For a quadratic equation \(ax^2+bx+c=0\) where \(a,b,c\in\C\) and \(a\neq0\), the solution(s) is(are):
\[x=\frac{-b\pm\sqrt{b^2-4ac}}{2a}\]A quadratic equation has the form \(ax^2+bx+c=0\) where \(a,b,c\in\C\) (sometimes \(\R\) is used instead of \(\C\)) and \(a\neq0\). To solve for \(x\), first divide both sides by \(a\):
\[x^2+\frac{b}{a}x+\frac{c}{a}=0\]Next we write out the form for completing the square:
\[x^2+2\left(\frac{b}{2a}\right)x+\left(\frac{b}{2a}\right)^2 -\left(\frac{b}{2a}\right)^2+\frac{c}{a}=0\]The leftmost 3 terms can be factored in the form \(u^2+2uv+v^2=(u+v)^2\) where \(u=x\) and \(v=\frac{b}{2a}\).
\[\left(x+\frac{b}{2a}\right)^2-\left(\frac{b}{2a}\right)^2+\frac{c}{a}=0\]Now, move the other terms to the right side and simplify.
\[\left(x+\frac{b}{2a}\right)^2=\left(\frac{b}{2a}\right)^2-\frac{c}{a} =\frac{b^2}{4a^2}-\frac{4ac}{4a^2}=\frac{b^2-4ac}{(2a)^2}\]Now, the quantity \(x+\frac{b}{2a}\) is squared on the left side, so it is equal to either sign of the square root of the right side. For additional details, see note about roots of complex numbers.
\[x+\frac{b}{2a}=\pm\frac{\sqrt{b^2-4ac}}{2a}\]Then we rearrange this into the form commonly seen:
\[x=\frac{-b\pm\sqrt{b^2-4ac}}{2a}\]When \(b^2-4ac=0\), there is 1 root with multiplicity 2. Often, we are interested in quadratic equations where \(a,b,c\in\R\). For those, there are 2 real solutions when \(b^2-4ac>0\), and 2 imaginary solutions when \(b^2-4ac<0\). Sometimes the quantity \(b^2-4ac\) is called the discriminant.

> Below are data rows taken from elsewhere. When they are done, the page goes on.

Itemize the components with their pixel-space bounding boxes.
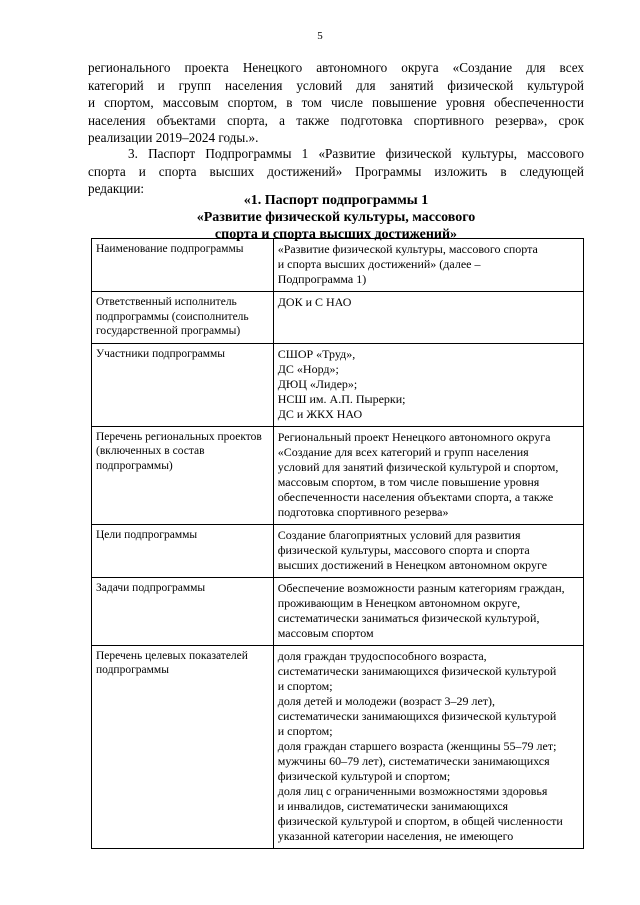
row-value-line: обеспеченности населения объектами спорта, а также xyxy=(277,489,554,504)
row-value-line: НСШ им. А.П. Пырерки; xyxy=(277,391,406,406)
row-value-line: и спортом; xyxy=(277,678,333,693)
row-label: Перечень целевых показателей подпрограммы xyxy=(92,645,274,848)
row-value xyxy=(273,645,583,848)
row-value-line: «Создание для всех категорий и групп населения xyxy=(277,444,529,459)
row-value xyxy=(273,239,583,292)
table-row xyxy=(92,292,584,344)
row-value-line: Создание благоприятных условий для развития xyxy=(277,527,521,542)
row-value-line: ДС и ЖКХ НАО xyxy=(277,406,363,421)
table-row xyxy=(92,343,584,426)
table-row xyxy=(92,239,584,292)
row-value-line: физической культурой и спортом, в общей численности xyxy=(277,813,563,828)
paragraph-line: редакции: xyxy=(88,181,145,196)
row-value-line: систематически заниматься физической культурой, xyxy=(277,610,540,625)
row-value-line: систематически занимающихся физической культурой xyxy=(277,708,557,723)
table-row xyxy=(92,524,584,577)
row-value-line: условий для занятий физической культурой и спортом, xyxy=(277,459,559,474)
row-value-line: проживающим в Ненецком автономном округе, xyxy=(277,595,521,610)
row-value-line: массовым спортом, в том числе повышение уровня xyxy=(277,474,540,489)
heading-line: «1. Паспорт подпрограммы 1 xyxy=(243,193,429,208)
paragraph-line: реализации 2019–2024 годы.». xyxy=(88,130,259,145)
paragraph-line: спорта и спорта высших достижений» Программы изложить в следующей xyxy=(88,163,584,179)
row-value-line: высших достижений в Ненецком автономном округе xyxy=(277,557,548,572)
row-label: Участники подпрограммы xyxy=(92,343,274,426)
row-label: Ответственный исполнитель подпрограммы (соисполнитель государственной программы) xyxy=(92,292,274,344)
row-value-line: мужчины 60–79 лет), систематически занимающихся xyxy=(277,753,550,768)
row-value-line: доля детей и молодежи (возраст 3–29 лет), xyxy=(277,693,496,708)
row-value-line: ДС «Норд»; xyxy=(277,361,339,376)
row-value xyxy=(273,426,583,524)
row-value-line: и инвалидов, систематически занимающихся xyxy=(277,798,509,813)
row-label: Задачи подпрограммы xyxy=(92,577,274,645)
row-value-line: физической культурой и спортом; xyxy=(277,768,451,783)
row-label: Наименование подпрограммы xyxy=(92,239,274,292)
heading-line: «Развитие физической культуры, массового xyxy=(196,210,476,225)
row-label: Цели подпрограммы xyxy=(92,524,274,577)
row-value-line: Обеспечение возможности разным категориям граждан, xyxy=(277,580,565,595)
row-value-line: доля граждан старшего возраста (женщины 55–79 лет; xyxy=(277,738,557,753)
passport-heading xyxy=(88,192,584,243)
page-number: 5 xyxy=(317,30,323,42)
row-value-line: Подпрограмма 1) xyxy=(277,272,367,286)
row-value xyxy=(273,577,583,645)
row-value-line: систематически занимающихся физической культурой xyxy=(277,663,557,678)
row-value xyxy=(273,343,583,426)
table-row xyxy=(92,577,584,645)
row-value-line: «Развитие физической культуры, массового спорта xyxy=(277,242,538,256)
table-row xyxy=(92,426,584,524)
row-value-line: ДОК и С НАО xyxy=(277,295,352,309)
row-value-line: ДЮЦ «Лидер»; xyxy=(277,376,358,391)
table-row xyxy=(92,645,584,848)
row-value-line: массовым спортом xyxy=(277,625,374,640)
row-value-line: доля лиц с ограниченными возможностями здоровья xyxy=(277,783,548,798)
paragraph-line: населения объектами спорта, а также подготовка спортивного резерва», срок xyxy=(88,112,584,128)
row-value-line: указанной категории населения, не имеющего xyxy=(277,828,514,843)
row-value-line: СШОР «Труд», xyxy=(277,346,356,361)
row-value-line: и спорта высших достижений» (далее – xyxy=(277,257,481,271)
row-value-line: Региональный проект Ненецкого автономного округа xyxy=(277,429,551,444)
row-value-line: физической культуры, массового спорта и спорта xyxy=(277,542,530,557)
paragraph-continuation xyxy=(88,59,584,147)
paragraph-line: регионального проекта Ненецкого автономного округа «Создание для всех xyxy=(88,60,584,75)
row-value-line: доля граждан трудоспособного возраста, xyxy=(277,648,487,663)
paragraph-line: категорий и групп населения условий для занятий физической культурой xyxy=(88,77,584,93)
paragraph-line: и спортом, массовым спортом, в том числе повышение уровня обеспеченности xyxy=(88,95,584,110)
paragraph-item-3 xyxy=(88,145,584,198)
heading-line: спорта и спорта высших достижений» xyxy=(214,227,458,242)
row-value-line: подготовка спортивного резерва» xyxy=(277,504,449,519)
row-value xyxy=(273,524,583,577)
passport-table xyxy=(91,238,584,849)
row-label: Перечень региональных проектов (включенных в состав подпрограммы) xyxy=(92,426,274,524)
paragraph-line: 3. Паспорт Подпрограммы 1 «Развитие физической культуры, массового xyxy=(128,146,584,161)
row-value-line: и спортом; xyxy=(277,723,333,738)
row-value xyxy=(273,292,583,344)
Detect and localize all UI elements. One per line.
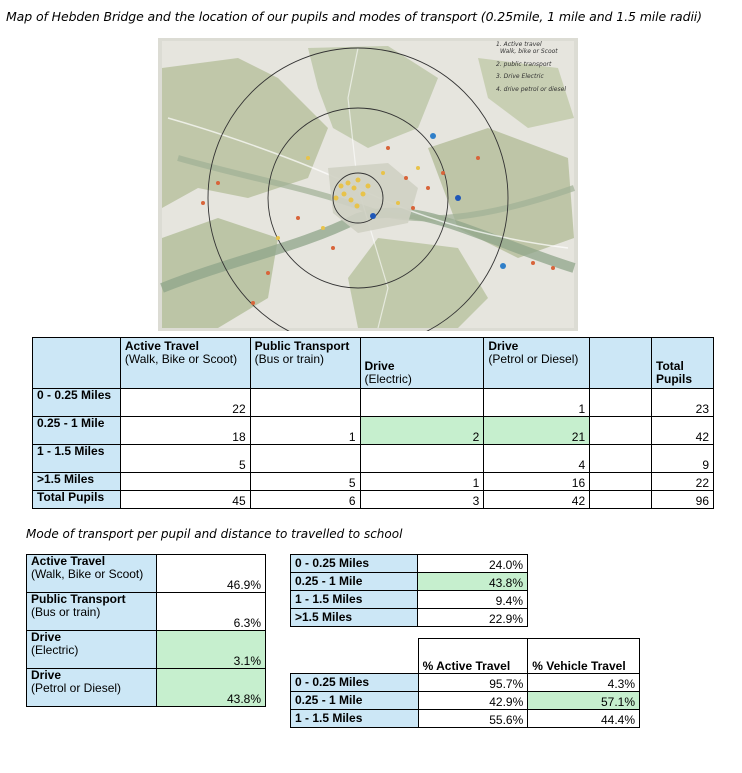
table-row [291,573,528,591]
row-label: 0 - 0.25 Miles [33,389,121,417]
table-caption: Mode of transport per pupil and distance to travelled to school [26,527,403,541]
cell: 42 [484,491,590,509]
transport-table [32,337,714,509]
table-row [291,591,528,609]
table-row [27,593,266,631]
header-drive-petrol: Drive (Petrol or Diesel) [484,338,590,389]
header-total-pupils: Total Pupils [652,338,714,389]
cell: 23 [652,389,714,417]
cell [120,473,250,491]
cell: 45 [120,491,250,509]
cell [250,389,360,417]
cell [360,389,484,417]
cell: 4.3% [528,674,640,692]
map-legend-3: 2. public transport [496,61,552,68]
header-blank [33,338,121,389]
cell [360,445,484,473]
table-row [33,491,714,509]
mode-percentage-table [26,554,266,707]
header-public-transport: Public Transport (Bus or train) [250,338,360,389]
cell [590,473,652,491]
travel-split-table [290,638,640,728]
table-header-row [291,639,640,674]
header-vehicle: % Vehicle Travel [528,639,640,674]
cell [250,445,360,473]
header-blank [291,639,419,674]
cell: 2 [360,417,484,445]
map-legend-2: Walk, bike or Scoot [500,48,558,55]
cell [590,491,652,509]
table-row [33,445,714,473]
table-row [291,710,640,728]
cell: 9 [652,445,714,473]
distance-percentage-table [290,554,528,627]
hebden-bridge-map [158,38,578,331]
cell: 42 [652,417,714,445]
cell: 9.4% [418,591,528,609]
cell: 57.1% [528,692,640,710]
row-label: 1 - 1.5 Miles [291,710,419,728]
header-drive-electric: Drive (Electric) [360,338,484,389]
cell: 24.0% [418,555,528,573]
cell: 5 [120,445,250,473]
cell [590,389,652,417]
row-label: Public Transport (Bus or train) [27,593,157,631]
map-legend-1: 1. Active travel [496,41,542,48]
cell: 22 [120,389,250,417]
cell: 5 [250,473,360,491]
table-row [291,692,640,710]
cell: 1 [250,417,360,445]
row-label: 0.25 - 1 Mile [291,692,419,710]
cell: 55.6% [418,710,528,728]
table-row [27,555,266,593]
map-legend-4: 3. Drive Electric [496,73,544,80]
header-active-travel: Active Travel (Walk, Bike or Scoot) [120,338,250,389]
cell: 46.9% [156,555,266,593]
table-row [33,473,714,491]
cell: 96 [652,491,714,509]
row-label: Drive (Electric) [27,631,157,669]
map-legend-5: 4. drive petrol or diesel [496,86,566,93]
row-label: 0.25 - 1 Mile [33,417,121,445]
header-active: % Active Travel [418,639,528,674]
cell: 43.8% [418,573,528,591]
row-label: 0 - 0.25 Miles [291,555,418,573]
cell: 1 [484,389,590,417]
cell: 6 [250,491,360,509]
cell: 44.4% [528,710,640,728]
cell: 4 [484,445,590,473]
row-label: >1.5 Miles [33,473,121,491]
cell: 1 [360,473,484,491]
page-title: Map of Hebden Bridge and the location of our pupils and modes of transport (0.25mile, 1 mile and 1.5 mile radii) [6,9,702,24]
table-row [291,674,640,692]
cell: 22.9% [418,609,528,627]
cell [590,445,652,473]
row-label: Active Travel (Walk, Bike or Scoot) [27,555,157,593]
cell: 42.9% [418,692,528,710]
cell: 18 [120,417,250,445]
table-row [33,417,714,445]
row-label: 0.25 - 1 Mile [291,573,418,591]
cell: 21 [484,417,590,445]
cell: 3.1% [156,631,266,669]
table-row [27,669,266,707]
cell: 43.8% [156,669,266,707]
table-row [291,609,528,627]
cell: 6.3% [156,593,266,631]
cell: 3 [360,491,484,509]
row-label: Total Pupils [33,491,121,509]
table-row [33,389,714,417]
cell [590,417,652,445]
table-row [27,631,266,669]
row-label: 1 - 1.5 Miles [33,445,121,473]
row-label: Drive (Petrol or Diesel) [27,669,157,707]
row-label: >1.5 Miles [291,609,418,627]
cell: 22 [652,473,714,491]
cell: 16 [484,473,590,491]
row-label: 0 - 0.25 Miles [291,674,419,692]
table-row [291,555,528,573]
row-label: 1 - 1.5 Miles [291,591,418,609]
cell: 95.7% [418,674,528,692]
header-empty [590,338,652,389]
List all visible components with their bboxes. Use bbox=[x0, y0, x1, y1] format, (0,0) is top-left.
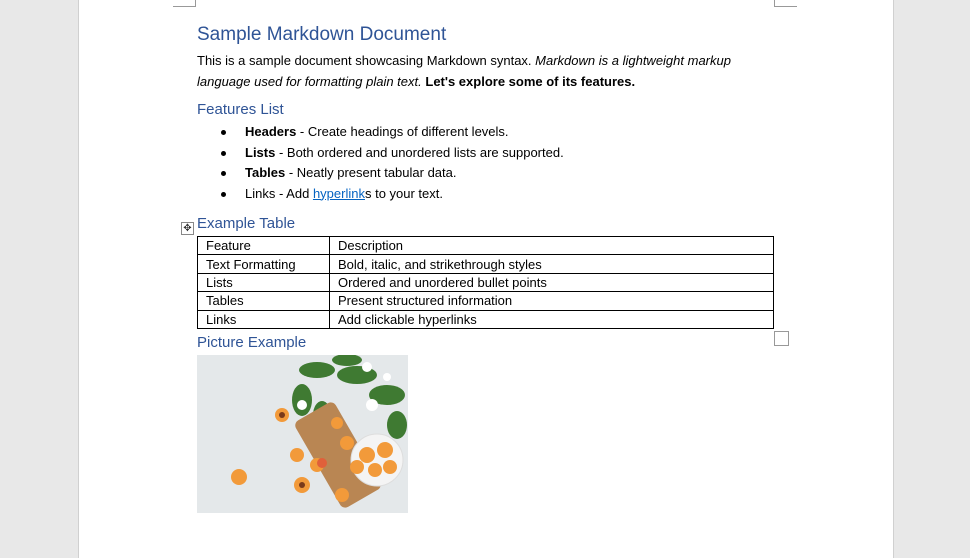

We look at solving the equation specifically for square roots: \(x^2=y\). Let \(x=re^{i\theta}\) and \(y=r'e^{i\theta'}\). Substituting these, we have:
\[r^2e^{2i\theta}=r'e^{i\theta'}\]This means we have \(r=\sqrt{r'}\) and \(2i\theta=i(\theta'+2n\pi)\) for some \(n\in\Z\), so \(i\theta=i\left(\frac{\theta'}{2}+n\pi\right)\). When \(n\) is even, this means \(x=\sqrt{r'}e^{i\theta'/2}=\sqrt{y}\). When \(n\) is odd, we have:
\[x=\sqrt{r'}e^{i\theta'/2+i\pi}=\sqrt{r'}e^{i\theta'/2}e^{i\pi} =-\sqrt{r'}e^{i\theta'/2}=-\sqrt{y}\]So, properties of complex numbers show us that the only roots are \(x=\pm\sqrt{y}=\pm\sqrt{r'}e^{i\theta'/2}\).